- Preliminary weekly sales were 60.7% higher than same time last year
- Preliminary weekly sales were also 68.7% higher than pre-Covid in 2019
- Almost half of all searches are for minimum of three bedroom properties
Property sales have remained steady despite winter and lockdowns, a report from the REA Group has revealed.
8.7% more preliminary sales were recorded during the first week of July than the previous week, according to REA Insights Housing Market Indicators Report July 2021.
So far this year, preliminary weekly sales were 60.7% higher than the same time last year, and 68.7% during the same period in 2019.

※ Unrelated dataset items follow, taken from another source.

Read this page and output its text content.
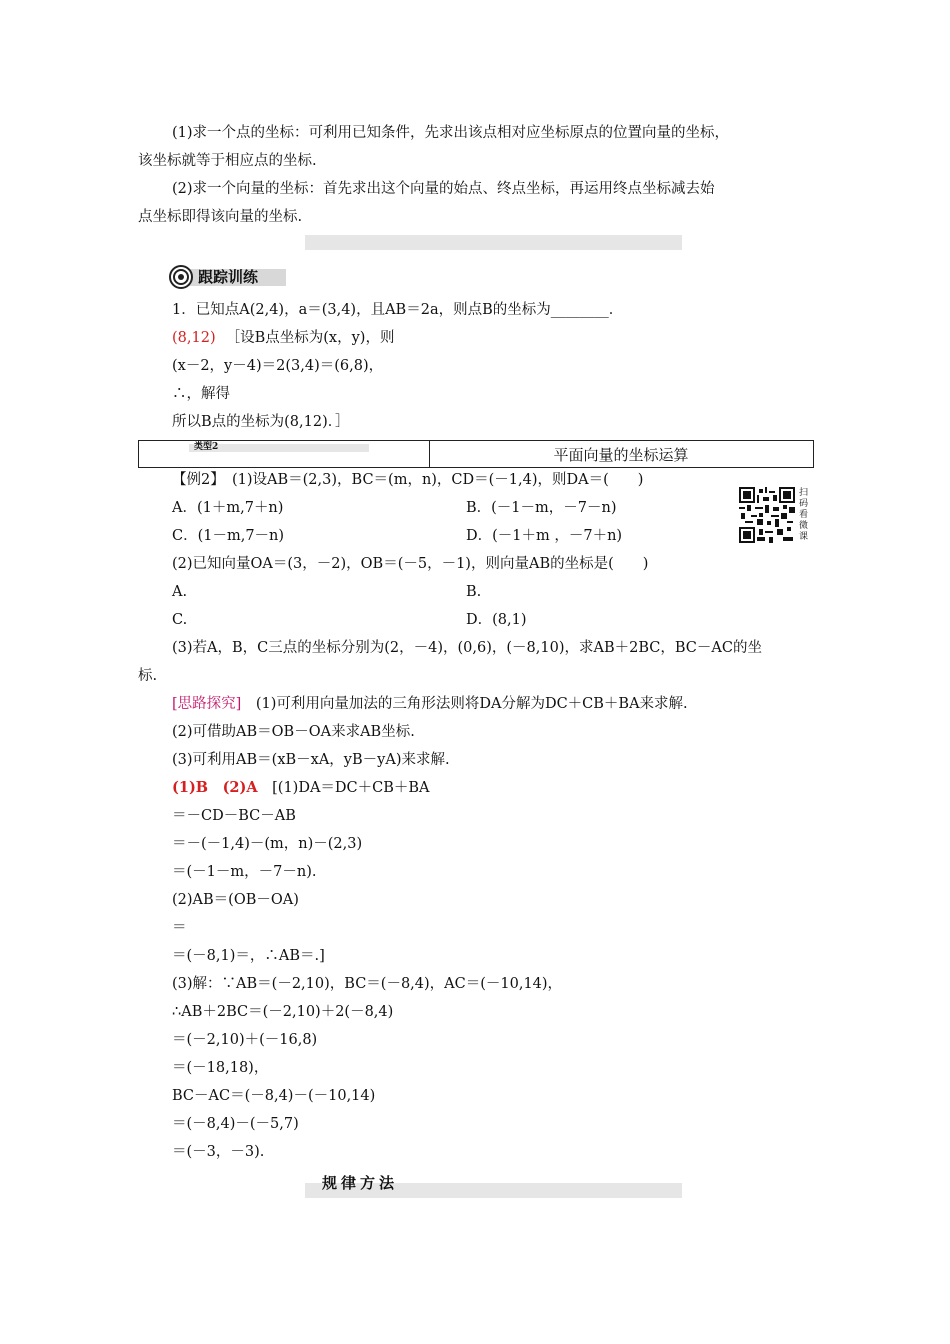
(1)求一个点的坐标：可利用已知条件，先求出该点相对应坐标原点的位置向量的坐标，
该坐标就等于相应点的坐标.
(2)求一个向量的坐标：首先求出这个向量的始点、终点坐标，再运用终点坐标减去始
点坐标即得该向量的坐标.
跟踪训练
1．已知点A(2,4)，a＝(3,4)，且AB＝2a，则点B的坐标为________．
(8,12) ［设B点坐标为(x，y)，则
(x－2，y－4)＝2(3,4)＝(6,8)，
∴，解得
所以B点的坐标为(8,12)．］
类型2	平面向量的坐标运算
【例2】　(1)设AB＝(2,3)，BC＝(m，n)，CD＝(－1,4)，则DA＝(　　)
A．(1＋m,7＋n)	B．(－1－m，－7－n)
C．(1－m,7－n)	D．(－1＋m ，－7＋n)
扫码看微课
(2)已知向量OA＝(3，－2)，OB＝(－5，－1)，则向量AB的坐标是(　　)
A.	B.
C.	D．(8,1)
(3)若A，B，C三点的坐标分别为(2，－4)，(0,6)，(－8,10)，求AB＋2BC，BC－AC的坐
标.
[思路探究]　(1)可利用向量加法的三角形法则将DA分解为DC＋CB＋BA来求解.
(2)可借助AB＝OB－OA来求AB坐标.
(3)可利用AB＝(xB－xA，yB－yA)来求解.
(1)B　(2)A　[(1)DA＝DC＋CB＋BA
＝－CD－BC－AB
＝－(－1,4)－(m，n)－(2,3)
＝(－1－m，－7－n).
(2)AB＝(OB－OA)
＝
＝(－8,1)＝，∴AB＝.]
(3)解：∵AB＝(－2,10)，BC＝(－8,4)，AC＝(－10,14)，
∴AB＋2BC＝(－2,10)＋2(－8,4)
＝(－2,10)＋(－16,8)
＝(－18,18)，
BC－AC＝(－8,4)－(－10,14)
＝(－8,4)－(－5,7)
＝(－3，－3).
规律方法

Although there was a slight drop in enquiries to agents on realestate.com.au during June (-2%) investors are continuing their comeback. Nationally, search volumes are 13.9% higher compared to a year ago but are off their peak of February by -8.6%.
Average views per listing declined by 4.6% in June, but remained 43.2% higher on a year-on-year basis.
Three bedrooms remain the magic number for property seekers; 49.2% of filtered searches were for a property that had a minimum of three bedrooms in June 2021.
All indicators continue to both outperform previous years, despite winter typically being the quietest period for the housing market, said REA Group Director of Economic Research, Cameron Kusher.
“COVID-19 lockdowns across the country may have had some impact but activity is relatively strong despite the market not returning to its pre-Easter strength,” he said.
“Demand has eased slightly but properties for sale are still tight so are expected to continue to sell quickly. Views per listing levels are likely to remain comparatively high to similar winter periods.
“First home buyer demand is likely to wane while we expect to see enquiry from investors increase as they stage their comeback.”
Mr Kusher added that with low borrowing costs and rising prices, an increasing share of property seekers continue their search for properties above $1 million.
“This may result in increasing housing affordability challenges come spring,” warns Mr Kusher, “Over the coming months it is reasonable to expect some further slowing as we move deeper into winter.”